A content delivery network or content distribution network (CDN) is a large distributed system of servers deployed in multiple data centers across the Internet, i.e. the World Wide Web (WWW) for serving content to end-users with high availability and high performance. CDNs serve a large fraction of the Internet content today, including web objects (text, graphics and scripts), downloadable objects (media files, software, documents, etc.), applications (e-commerce, portals), live streaming media, on-demand streaming media, social networks and/or the like.
Content providers such as media companies and e-commerce vendors pay CDN operators to deliver their content to their audience of end-users. In turn, a CDN pays internet service providers (ISPs), carriers, and network operators for hosting the delivery servers in their data centers.

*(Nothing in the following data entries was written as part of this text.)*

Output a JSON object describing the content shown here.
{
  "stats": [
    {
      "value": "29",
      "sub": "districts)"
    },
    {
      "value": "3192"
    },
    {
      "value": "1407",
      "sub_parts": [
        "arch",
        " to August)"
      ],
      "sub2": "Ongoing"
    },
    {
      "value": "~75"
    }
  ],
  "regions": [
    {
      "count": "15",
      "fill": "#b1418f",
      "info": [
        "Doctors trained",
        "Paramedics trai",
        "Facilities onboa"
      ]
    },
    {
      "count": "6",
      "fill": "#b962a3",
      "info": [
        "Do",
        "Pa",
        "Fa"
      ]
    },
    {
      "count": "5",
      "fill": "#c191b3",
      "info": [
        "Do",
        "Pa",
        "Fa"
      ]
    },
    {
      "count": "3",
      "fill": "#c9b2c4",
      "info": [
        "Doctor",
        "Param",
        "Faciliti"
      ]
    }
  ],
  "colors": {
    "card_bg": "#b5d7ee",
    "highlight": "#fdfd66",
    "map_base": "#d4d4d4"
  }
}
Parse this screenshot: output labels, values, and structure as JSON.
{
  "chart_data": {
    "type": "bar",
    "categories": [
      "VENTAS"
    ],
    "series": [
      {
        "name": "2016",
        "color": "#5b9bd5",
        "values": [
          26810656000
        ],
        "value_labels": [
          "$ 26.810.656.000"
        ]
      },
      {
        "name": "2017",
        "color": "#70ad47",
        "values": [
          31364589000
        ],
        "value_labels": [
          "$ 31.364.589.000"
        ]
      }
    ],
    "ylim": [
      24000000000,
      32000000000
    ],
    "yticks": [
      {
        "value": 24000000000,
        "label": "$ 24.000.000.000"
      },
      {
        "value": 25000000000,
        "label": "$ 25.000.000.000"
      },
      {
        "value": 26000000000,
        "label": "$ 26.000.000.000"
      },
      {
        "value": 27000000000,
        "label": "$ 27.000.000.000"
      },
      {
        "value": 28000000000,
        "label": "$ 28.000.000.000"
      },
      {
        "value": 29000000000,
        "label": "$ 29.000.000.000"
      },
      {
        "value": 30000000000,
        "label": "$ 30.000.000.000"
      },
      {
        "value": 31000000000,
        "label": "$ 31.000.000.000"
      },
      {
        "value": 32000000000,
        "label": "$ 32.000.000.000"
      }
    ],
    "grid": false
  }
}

CDN nodes (servers) which may reach extremely high numbers are typically deployed in multiple locations, often over multiple backbones in order to reduce bandwidth costs, improve page load times, increase global availability of the content and/or the like. In some of the CDNs, the CDN nodes may be distributed over large numbers of geographical points of presence (PoPs) while other CDNs may employ a more centralized deployment in which the CDN nodes are concentrated in a small number of PoPs.